Advertisement

Betting Californians Will Pay for a Better Future

Share

State Treasurer Phil Angelides is not one of those muffled, mealy-mouthed politicians. Read his lips: If he were governor, he’d raise taxes. He would crusade for higher taxes.

Unlike Gov. Gray Davis, Angelides says, he’d tour the state promoting a tax hike -- perhaps on corporations, on commercial property, on services -- not just to suture the bleeding budget, but to invest in California’s future. Schools, highways, water. Universal health care.

Davis did propose a $8.3-billion tax increase in January -- on sales, high incomes and cigarettes. But anybody who blinked missed it. Rarely has the governor mentioned the idea since, never really trying to sell it.

Advertisement

Lately, Davis has been insisting it’s actually Wall Street investment bankers who are pushing for a tax hike as a condition of loaning the state money. The bankers made me do it.

With a state budget gap of $35 billion-plus over two fiscal years, most people -- except Republican politicians -- are resigned to a tax increase. But the Democratic governor, other statewide officials and most legislative leaders are approaching the subject like it’s a bed of hot coals.

Not the treasurer. And this separates Angelides, 49, from most of his Democratic colleagues as he prepares to run for governor in 2006.

The state not only urgently needs that $8.3-billion tax hike, he says, but another $2.5 billion to avoid education cutbacks.

“In the context of a $1.4-trillion [state] economy, we should not be penny-wise and pound foolish,” Angelides asserts. “Education is the core mission of state government. We ought to be willing to raise the revenues to educate children so that we have a competitive work force for the global economy of the 21st century.”

“That’s courageous,” observes Democratic consultant Darry Sragow. “Whether it’s politically smart is unclear. Somebody might want to ask Walter Mondale about that.”

Advertisement

In 1984, Democrat Mondale proclaimed he’d raise taxes if elected president. He then was trounced at the polls by President Ronald Reagan -- tax candor being only one of the reasons. A few years later, the first President Bush was vilified by conservatives, not so much because he raised taxes, but because he broke his “Read my lips” promise not to raise them.

Angelides believes voters can be sold a tax increase, but politicians are too scared to try. Lead and they will follow, he says.

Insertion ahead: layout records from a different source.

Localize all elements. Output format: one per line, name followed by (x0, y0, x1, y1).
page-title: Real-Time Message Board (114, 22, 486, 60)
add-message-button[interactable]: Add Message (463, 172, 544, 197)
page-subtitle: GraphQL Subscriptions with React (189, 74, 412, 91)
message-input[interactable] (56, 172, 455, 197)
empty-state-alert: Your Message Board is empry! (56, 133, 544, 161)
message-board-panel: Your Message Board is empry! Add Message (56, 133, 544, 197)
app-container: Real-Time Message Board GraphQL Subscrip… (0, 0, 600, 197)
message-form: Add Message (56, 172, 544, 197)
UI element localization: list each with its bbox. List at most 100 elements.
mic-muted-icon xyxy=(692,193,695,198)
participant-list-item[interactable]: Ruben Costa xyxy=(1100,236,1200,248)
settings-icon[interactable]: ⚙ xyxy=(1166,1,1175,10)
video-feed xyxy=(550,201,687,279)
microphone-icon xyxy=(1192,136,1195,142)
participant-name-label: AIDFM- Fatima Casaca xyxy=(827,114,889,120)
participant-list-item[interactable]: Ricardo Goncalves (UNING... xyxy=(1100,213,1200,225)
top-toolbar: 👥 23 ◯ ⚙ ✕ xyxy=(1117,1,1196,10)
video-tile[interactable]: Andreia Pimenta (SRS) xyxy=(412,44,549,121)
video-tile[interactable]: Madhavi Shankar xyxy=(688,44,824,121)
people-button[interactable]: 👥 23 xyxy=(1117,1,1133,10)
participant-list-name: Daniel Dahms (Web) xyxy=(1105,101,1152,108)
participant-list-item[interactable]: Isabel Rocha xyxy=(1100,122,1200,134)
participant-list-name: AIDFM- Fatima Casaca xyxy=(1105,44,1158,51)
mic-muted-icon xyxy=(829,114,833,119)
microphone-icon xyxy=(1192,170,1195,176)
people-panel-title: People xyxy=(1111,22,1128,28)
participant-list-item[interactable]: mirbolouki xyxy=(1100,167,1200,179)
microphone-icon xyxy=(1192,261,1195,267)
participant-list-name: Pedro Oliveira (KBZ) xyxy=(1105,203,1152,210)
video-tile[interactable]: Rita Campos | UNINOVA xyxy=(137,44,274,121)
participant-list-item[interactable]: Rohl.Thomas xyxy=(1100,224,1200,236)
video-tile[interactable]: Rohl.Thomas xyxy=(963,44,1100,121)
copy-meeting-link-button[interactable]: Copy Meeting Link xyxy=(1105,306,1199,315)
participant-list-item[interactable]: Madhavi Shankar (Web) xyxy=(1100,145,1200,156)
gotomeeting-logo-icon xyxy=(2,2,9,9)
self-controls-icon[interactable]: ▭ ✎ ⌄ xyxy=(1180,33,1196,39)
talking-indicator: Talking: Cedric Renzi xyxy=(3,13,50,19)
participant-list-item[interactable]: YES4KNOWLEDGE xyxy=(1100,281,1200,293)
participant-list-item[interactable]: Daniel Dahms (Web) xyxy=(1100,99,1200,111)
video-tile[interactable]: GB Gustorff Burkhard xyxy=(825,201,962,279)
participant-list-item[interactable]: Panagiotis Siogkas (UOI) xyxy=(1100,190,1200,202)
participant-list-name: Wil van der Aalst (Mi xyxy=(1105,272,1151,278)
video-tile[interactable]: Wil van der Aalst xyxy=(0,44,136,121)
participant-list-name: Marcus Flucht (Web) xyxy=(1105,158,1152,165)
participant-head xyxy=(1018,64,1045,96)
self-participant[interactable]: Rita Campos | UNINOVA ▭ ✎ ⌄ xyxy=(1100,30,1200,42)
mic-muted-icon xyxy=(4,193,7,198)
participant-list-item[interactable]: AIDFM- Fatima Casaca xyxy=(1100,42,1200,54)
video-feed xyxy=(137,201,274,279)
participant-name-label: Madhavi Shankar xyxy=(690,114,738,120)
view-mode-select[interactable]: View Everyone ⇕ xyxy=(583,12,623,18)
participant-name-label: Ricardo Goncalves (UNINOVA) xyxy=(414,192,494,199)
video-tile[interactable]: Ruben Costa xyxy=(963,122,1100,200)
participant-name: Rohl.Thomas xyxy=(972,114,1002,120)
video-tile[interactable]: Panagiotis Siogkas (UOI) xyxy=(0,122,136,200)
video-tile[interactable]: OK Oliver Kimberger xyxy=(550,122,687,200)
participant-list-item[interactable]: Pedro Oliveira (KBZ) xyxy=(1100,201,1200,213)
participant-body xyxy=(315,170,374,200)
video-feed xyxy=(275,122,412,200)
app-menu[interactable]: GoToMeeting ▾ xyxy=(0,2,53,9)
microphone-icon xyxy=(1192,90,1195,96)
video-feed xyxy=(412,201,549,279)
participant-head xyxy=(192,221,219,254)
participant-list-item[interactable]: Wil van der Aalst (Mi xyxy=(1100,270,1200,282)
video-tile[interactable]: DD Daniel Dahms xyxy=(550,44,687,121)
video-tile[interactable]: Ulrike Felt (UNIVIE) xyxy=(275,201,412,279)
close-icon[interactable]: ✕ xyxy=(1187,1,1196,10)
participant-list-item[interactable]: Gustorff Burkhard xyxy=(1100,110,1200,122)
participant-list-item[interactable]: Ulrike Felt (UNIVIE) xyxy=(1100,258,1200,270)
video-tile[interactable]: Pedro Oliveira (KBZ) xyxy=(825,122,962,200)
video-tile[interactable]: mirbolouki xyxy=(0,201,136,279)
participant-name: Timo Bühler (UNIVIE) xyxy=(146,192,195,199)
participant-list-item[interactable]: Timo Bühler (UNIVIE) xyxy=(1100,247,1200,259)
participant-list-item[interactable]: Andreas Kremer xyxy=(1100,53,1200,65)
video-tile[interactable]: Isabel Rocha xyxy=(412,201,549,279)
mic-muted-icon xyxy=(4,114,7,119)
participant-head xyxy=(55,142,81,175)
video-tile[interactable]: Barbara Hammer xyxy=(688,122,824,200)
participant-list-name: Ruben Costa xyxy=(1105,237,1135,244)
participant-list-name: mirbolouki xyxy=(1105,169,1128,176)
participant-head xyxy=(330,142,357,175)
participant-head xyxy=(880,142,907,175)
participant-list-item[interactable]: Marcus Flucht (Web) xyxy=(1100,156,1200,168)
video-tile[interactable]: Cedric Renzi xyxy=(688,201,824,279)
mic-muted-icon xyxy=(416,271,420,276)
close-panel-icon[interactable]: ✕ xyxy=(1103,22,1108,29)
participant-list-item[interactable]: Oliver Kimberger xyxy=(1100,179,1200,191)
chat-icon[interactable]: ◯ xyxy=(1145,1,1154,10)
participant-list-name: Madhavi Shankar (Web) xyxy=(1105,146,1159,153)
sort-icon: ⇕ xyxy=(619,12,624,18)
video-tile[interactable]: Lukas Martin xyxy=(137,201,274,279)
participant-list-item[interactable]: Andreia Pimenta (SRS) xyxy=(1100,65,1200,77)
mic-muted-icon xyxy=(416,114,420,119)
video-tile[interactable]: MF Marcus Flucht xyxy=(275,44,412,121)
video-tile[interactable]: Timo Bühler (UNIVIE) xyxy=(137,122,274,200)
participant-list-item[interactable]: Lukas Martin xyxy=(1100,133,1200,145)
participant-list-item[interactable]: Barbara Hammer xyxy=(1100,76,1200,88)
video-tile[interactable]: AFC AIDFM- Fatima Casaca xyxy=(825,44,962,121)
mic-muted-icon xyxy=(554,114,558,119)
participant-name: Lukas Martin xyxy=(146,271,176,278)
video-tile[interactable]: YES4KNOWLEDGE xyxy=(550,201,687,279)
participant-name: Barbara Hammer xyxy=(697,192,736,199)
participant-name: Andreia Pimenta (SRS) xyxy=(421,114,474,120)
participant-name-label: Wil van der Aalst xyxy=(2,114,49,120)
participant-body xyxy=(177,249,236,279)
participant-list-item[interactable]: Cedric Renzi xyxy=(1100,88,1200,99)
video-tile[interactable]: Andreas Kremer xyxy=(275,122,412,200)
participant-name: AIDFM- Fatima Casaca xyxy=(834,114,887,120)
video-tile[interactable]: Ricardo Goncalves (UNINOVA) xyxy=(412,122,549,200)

“Look, here’s what I would tell Californians: If we’re going to compete in the global economy, we’re going to have to do what any smart corporation does ... invest some of our collective wealth today in the future ....

“For too long, leaders in this state have been timid about talking to people about our challenges ... for fear of rejection.

“When the case is laid out to voters, they come to pretty reasonable judgments. I don’t agree that people by nature are selfish.... People are being asked to do a lot of things without an overarching vision of where we’re trying to go and why.”

Is that a shot at Davis? “I’ll just say this: The state can be much more active than it’s been in the last few years in confronting our large challenges.”

Advertisement

Successful tax and bond campaigns -- for schools, trauma centers, transportation -- show that Angelides is correct: Voters can be sold on digging deeper for causes they deem worthy.

A February poll by the Public Policy Institute of California found that 74% of those surveyed would be willing to pay higher taxes for programs they support.

Especially Democrats. Angelides is singing their song. And they’ll be his first hurdle in the gubernatorial race, as he seeks the Democratic nomination, presumably against Atty. Gen. Bill Lockyer and possibly Lt. Gov. Cruz Bustamante.

“None of these guys is really well-known,” says pollster Paul Maslin, an advisor to both Davis and Angelides. “Ideas, vision, philosophical underpinnings may be a premium.... Candidates’ backgrounds and positions shape primaries.”

Angelides’ background as a housing developer earns him business credentials to wave at moderate Republicans during a general election.

“At the same time that California asks businesses to pay for essential public goods, it has got to stop being so arrogant about the way it deals with people creating wealth for this state ... stop assuming companies will be here no matter what.”

Advertisement

Still, the California native adds, “we are not going to be the cheapest place on earth to produce goods. We are not going to be competitive in a race to the bottom. The only chance we have to succeed is to be the best ... to have the highest quality of life.”

This means the best education system, he repeats -- over and over -- and an infrastructure “that can support private sector economic expansion.”

“I’ve decided, given the chance,” Angelides says, “I’m going to swing the bat big.”

Swing big, rather than crouch meekly like so many politicians, bat on shoulder, hoping for a free pass.